As do Clark records like Dublin Blues and Cold Dog Soup, Workbench Songs succeeds in both the music and the lyric-writing.  Part of this is attributable to Clark’s longstanding musical partnership with Verlon Thompson, who makes a perfect foil for a performer, often more concerned with the song than with the recording process itself.

“I like hearing a good story, and I like telling a good story,” Clark says. “Verlon…he’s been playing guitar with me for years.  Over the years, he’d go out and play with me, and it was just the most fun I’ve ever had playing music, just he and I and no band.”

A ruminative but sometimes sublimely silly record, Workbench contains some of Clark’s darkest writing.  “Out in the Parkin’ Lot,” written with Darrell Scott, describes a typical American scene. Cowpokes vomit while listening to a band “playin’ right through the wall,” couples neck and “pick-up trucks come unraveled.”  What makes “Out in the Parkin’ Lot” more than a genre piece is the way Clark plays on the contrast between human activity and its absence; Clark has a point of view, but the listener has to work to get at it, and this means paying attention to the way Clark inflects his details.

“A string of details is something I can very easily get wrapped up in,” Clark says.  Like one of his favorite songwriters, Chuck Berry, Clark revels in the minutiae of everyday life. “I love detail…I like metaphors, I like describing stuff in weird ways and I like the way words sound.  I mean, I like songs-it’s not brain surgery. It’s having fun and trying to express whatever it is on your mind.  Sometimes you don’t have anything on your mind, but the song comes out OK.”

Probably the best example of this quality on Workbench, and perhaps the record’s best song, is “Cinco de Mayo in Memphis,” co-written with BR-549 frontman Chuck Mead.

“Chuck, he came over said he wanted to get together and write, but he didn’t have an idea,” Clark says.  “And I didn’t have an idea what to do, and that day was Cinco de Mayo. We came up with ‘Cinco de Mayo in Memphis,’ which had a certain ring to it…a certain alliteration.”

Clark says “Cinco” has already been cut by Jimmy Buffett  (“We’re just waiting for it to come out,” he says), and although they might make the song seem a bit insubstantial on the surface, lines like “Jumper cables and limos/Hell, they all came to rock and roll” suggest a deeper understanding of the American political landscape.
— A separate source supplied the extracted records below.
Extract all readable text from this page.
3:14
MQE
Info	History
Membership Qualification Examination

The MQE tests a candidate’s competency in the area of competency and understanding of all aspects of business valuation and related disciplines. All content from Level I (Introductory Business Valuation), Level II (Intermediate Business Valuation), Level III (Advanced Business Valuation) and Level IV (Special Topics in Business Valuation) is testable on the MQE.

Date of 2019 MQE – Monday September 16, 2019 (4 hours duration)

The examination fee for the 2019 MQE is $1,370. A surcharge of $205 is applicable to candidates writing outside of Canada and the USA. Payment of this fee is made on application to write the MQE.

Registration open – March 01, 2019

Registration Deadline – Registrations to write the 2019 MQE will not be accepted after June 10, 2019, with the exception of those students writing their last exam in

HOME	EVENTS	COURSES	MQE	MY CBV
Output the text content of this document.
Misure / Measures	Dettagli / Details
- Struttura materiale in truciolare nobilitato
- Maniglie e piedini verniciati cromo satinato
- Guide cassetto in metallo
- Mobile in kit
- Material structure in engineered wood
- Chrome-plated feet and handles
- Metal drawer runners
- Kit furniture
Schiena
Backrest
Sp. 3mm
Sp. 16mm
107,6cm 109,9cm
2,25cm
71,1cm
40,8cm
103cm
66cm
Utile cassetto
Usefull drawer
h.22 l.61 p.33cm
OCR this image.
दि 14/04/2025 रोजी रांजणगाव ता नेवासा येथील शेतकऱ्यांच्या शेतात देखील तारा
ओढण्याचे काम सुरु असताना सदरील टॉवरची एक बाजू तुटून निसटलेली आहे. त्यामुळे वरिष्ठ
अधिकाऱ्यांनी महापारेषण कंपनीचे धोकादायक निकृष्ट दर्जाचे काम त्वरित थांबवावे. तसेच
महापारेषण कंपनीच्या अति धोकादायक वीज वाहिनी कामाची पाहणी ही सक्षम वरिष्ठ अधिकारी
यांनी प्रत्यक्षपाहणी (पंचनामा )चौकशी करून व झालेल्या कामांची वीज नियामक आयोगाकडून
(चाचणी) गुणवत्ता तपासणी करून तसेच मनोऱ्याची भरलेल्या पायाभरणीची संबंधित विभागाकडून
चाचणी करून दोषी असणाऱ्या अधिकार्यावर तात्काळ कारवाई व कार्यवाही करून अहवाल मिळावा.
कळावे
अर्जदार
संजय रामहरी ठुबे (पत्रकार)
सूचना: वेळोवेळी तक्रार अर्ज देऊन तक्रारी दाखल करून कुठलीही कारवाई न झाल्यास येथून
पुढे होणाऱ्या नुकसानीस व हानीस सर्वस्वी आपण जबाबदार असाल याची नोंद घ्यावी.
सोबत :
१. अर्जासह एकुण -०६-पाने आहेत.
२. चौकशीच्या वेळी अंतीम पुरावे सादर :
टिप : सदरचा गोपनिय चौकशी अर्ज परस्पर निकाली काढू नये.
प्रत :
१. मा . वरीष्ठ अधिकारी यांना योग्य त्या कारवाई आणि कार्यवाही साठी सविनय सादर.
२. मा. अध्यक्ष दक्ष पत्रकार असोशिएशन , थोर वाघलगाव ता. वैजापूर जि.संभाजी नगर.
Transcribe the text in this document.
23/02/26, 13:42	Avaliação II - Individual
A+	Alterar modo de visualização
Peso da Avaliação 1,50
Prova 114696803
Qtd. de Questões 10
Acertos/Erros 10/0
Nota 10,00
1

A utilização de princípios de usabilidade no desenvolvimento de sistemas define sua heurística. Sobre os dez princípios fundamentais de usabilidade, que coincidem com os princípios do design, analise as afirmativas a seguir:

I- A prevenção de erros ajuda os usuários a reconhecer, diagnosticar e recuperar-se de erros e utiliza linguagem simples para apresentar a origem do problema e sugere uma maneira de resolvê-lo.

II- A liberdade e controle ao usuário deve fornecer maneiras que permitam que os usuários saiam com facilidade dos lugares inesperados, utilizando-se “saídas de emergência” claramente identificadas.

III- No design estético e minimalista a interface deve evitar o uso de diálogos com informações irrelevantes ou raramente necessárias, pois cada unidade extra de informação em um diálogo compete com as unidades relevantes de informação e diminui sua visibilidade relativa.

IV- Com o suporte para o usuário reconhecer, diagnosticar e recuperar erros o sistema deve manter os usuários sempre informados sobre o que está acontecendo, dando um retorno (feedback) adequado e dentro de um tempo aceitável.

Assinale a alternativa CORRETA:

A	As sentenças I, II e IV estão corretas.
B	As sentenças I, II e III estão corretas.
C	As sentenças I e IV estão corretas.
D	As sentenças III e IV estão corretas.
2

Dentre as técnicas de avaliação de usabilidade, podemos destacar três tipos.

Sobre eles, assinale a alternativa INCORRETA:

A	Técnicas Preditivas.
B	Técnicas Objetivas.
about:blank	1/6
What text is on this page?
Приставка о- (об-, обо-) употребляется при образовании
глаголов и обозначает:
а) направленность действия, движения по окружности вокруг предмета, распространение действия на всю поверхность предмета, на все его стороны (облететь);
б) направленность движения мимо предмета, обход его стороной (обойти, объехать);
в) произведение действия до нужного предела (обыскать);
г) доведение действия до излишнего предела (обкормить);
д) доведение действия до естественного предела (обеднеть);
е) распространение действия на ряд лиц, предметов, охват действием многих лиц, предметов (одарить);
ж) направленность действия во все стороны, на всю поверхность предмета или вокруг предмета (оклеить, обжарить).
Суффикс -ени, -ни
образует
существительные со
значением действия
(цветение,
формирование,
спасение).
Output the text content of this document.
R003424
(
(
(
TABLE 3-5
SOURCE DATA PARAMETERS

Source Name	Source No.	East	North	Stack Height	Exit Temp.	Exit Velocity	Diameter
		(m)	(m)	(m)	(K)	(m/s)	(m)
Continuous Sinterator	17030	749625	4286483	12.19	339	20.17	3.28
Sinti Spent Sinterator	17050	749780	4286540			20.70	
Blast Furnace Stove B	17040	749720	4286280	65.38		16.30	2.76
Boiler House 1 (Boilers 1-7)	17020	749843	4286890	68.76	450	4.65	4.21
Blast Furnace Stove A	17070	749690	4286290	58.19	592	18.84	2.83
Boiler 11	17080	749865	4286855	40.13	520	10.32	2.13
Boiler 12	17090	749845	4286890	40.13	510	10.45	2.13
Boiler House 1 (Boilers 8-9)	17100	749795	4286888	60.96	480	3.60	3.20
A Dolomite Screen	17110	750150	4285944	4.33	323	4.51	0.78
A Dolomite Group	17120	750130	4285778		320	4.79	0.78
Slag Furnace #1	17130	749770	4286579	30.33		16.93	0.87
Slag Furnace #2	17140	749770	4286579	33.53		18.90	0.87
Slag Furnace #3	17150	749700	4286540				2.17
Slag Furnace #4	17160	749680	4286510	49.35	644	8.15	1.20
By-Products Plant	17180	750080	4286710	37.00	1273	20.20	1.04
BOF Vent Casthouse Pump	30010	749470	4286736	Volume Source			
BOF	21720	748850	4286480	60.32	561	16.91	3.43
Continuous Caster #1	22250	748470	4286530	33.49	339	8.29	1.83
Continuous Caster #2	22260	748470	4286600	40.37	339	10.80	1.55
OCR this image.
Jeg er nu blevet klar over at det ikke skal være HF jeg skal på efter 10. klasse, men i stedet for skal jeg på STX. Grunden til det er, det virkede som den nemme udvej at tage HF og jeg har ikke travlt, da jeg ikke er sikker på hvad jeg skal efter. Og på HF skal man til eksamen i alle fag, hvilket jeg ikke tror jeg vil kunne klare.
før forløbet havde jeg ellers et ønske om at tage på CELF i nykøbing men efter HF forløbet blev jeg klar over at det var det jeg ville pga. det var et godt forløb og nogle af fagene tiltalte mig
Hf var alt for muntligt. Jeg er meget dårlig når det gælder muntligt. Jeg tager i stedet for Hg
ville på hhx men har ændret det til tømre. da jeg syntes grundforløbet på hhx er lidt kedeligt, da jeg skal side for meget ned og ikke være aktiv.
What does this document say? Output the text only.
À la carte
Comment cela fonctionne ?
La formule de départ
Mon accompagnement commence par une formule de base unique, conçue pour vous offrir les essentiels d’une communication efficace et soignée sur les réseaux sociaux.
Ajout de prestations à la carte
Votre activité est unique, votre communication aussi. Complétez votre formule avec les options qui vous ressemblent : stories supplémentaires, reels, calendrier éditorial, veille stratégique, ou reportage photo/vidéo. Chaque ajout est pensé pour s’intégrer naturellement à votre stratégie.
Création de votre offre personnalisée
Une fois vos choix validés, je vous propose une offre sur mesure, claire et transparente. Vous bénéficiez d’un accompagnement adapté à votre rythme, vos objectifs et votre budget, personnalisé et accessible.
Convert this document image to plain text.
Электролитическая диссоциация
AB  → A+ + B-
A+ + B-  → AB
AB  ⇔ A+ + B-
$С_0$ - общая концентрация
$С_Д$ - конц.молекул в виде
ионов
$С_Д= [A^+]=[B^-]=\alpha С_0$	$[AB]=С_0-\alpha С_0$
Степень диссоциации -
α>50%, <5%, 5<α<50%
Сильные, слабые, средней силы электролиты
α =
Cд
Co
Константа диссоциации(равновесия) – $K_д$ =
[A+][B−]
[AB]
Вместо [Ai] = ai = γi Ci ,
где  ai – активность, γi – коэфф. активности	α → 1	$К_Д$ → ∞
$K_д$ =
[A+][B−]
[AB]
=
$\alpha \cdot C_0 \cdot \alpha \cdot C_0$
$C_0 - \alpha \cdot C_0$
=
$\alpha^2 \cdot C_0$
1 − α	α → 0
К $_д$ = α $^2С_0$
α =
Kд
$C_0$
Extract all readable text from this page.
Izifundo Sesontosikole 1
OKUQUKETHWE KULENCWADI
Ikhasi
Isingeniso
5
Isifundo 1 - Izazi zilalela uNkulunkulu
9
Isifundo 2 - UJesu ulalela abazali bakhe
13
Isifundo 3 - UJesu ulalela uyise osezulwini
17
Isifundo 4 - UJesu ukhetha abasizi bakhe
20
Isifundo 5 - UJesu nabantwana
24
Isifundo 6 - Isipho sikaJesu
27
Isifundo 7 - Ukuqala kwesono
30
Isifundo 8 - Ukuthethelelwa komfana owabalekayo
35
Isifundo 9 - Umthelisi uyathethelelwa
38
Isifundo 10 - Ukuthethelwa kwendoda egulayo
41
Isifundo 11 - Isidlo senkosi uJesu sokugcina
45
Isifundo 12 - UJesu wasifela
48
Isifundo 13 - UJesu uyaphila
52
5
“There’s all this Mexican culture and there’s all this gringo culture, all of this coming together in Memphis on Mexico’s Independence Day,” Clark explains.

But, I ask, isn’t there a whole world of deeper truths, things left unsaid, political resonance…behind a song like “Cinco de Mayo in Memphis?” He looks at me for a second and then says, simply, “Of course there is.  Of course there is.”